Duration of hospital participation in a nationwide stroke registry is associated with improved quality of care

Nancy K Hills* 1 email and S Claiborne Johnston* 1,2 email

1Department of Neurology, Box 0114, University of California San Francisco, 505 Parnassus Ave., M-798, San Francisco, CA, 94143-0114, USA

2Department of Epidemiology and Biostatistics, University of California San Francisco, San Francisco, CA, USA

author email corresponding author email* Contributed equally

BMC Neurology 2006, 6:20doi:10.1186/1471-2377-6-20

Published: 1 June 2006

Abstract

Background

There are several proven therapies for patients with ischemic stroke or transient ischemic attack (TIA), including prophylaxis of deep venous thrombosis (DVT) and initiation of antithrombotic medications within 48 h and at discharge.
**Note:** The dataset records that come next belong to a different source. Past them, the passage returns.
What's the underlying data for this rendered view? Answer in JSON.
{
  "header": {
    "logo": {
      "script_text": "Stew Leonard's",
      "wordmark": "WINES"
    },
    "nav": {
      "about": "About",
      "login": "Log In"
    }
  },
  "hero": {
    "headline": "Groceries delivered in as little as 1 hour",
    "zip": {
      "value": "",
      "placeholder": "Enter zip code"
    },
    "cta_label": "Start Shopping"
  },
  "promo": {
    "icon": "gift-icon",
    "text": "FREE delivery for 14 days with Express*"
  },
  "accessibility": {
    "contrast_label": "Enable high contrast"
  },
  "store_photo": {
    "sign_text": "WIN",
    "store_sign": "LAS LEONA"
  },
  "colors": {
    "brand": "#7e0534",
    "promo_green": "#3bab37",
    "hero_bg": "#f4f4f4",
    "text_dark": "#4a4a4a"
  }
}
Stroke registries have been promoted as a means of increasing use of such interventions, which are currently underutilized.

Methods

From 1999 through 2003, 86 U.S. hospitals participated in Ethos, a voluntary web-based acute stroke treatment registry. Detailed data were collected on all patients admitted with a diagnosis of TIA or ischemic stroke. Rates of optimal treatment (defined as either receipt or a valid contraindication) were examined within each hospital as a function of its length of time in registry. Generalized estimating equations were used to adjust for patient and hospital characteristics.

Results

A total of 16,301 patients were discharged with a diagnosis of stroke or TIA from 50 hospitals that participated for more than 1 year. Rates of optimal treatment during the first 3 months of participation were as follows: 92.5% for antithrombotic medication within 48 h, 84.6% for antithrombotic medications at discharge, and 77.1% for DVT prophylaxis. Rates for all treatments improved with duration of participation in the registry (p < 0.05), with the most dramatic improvements in the first year.

Conclusion

In a large cohort of patients with stroke or TIA, three targeted quality-improvement measures improved among hospitals participating in a disease-specific registry. Although the changes could be attributed to interventions other than the registry, these findings demonstrate the potential for hospital-level interventions to improve care for patients with stroke and TIA.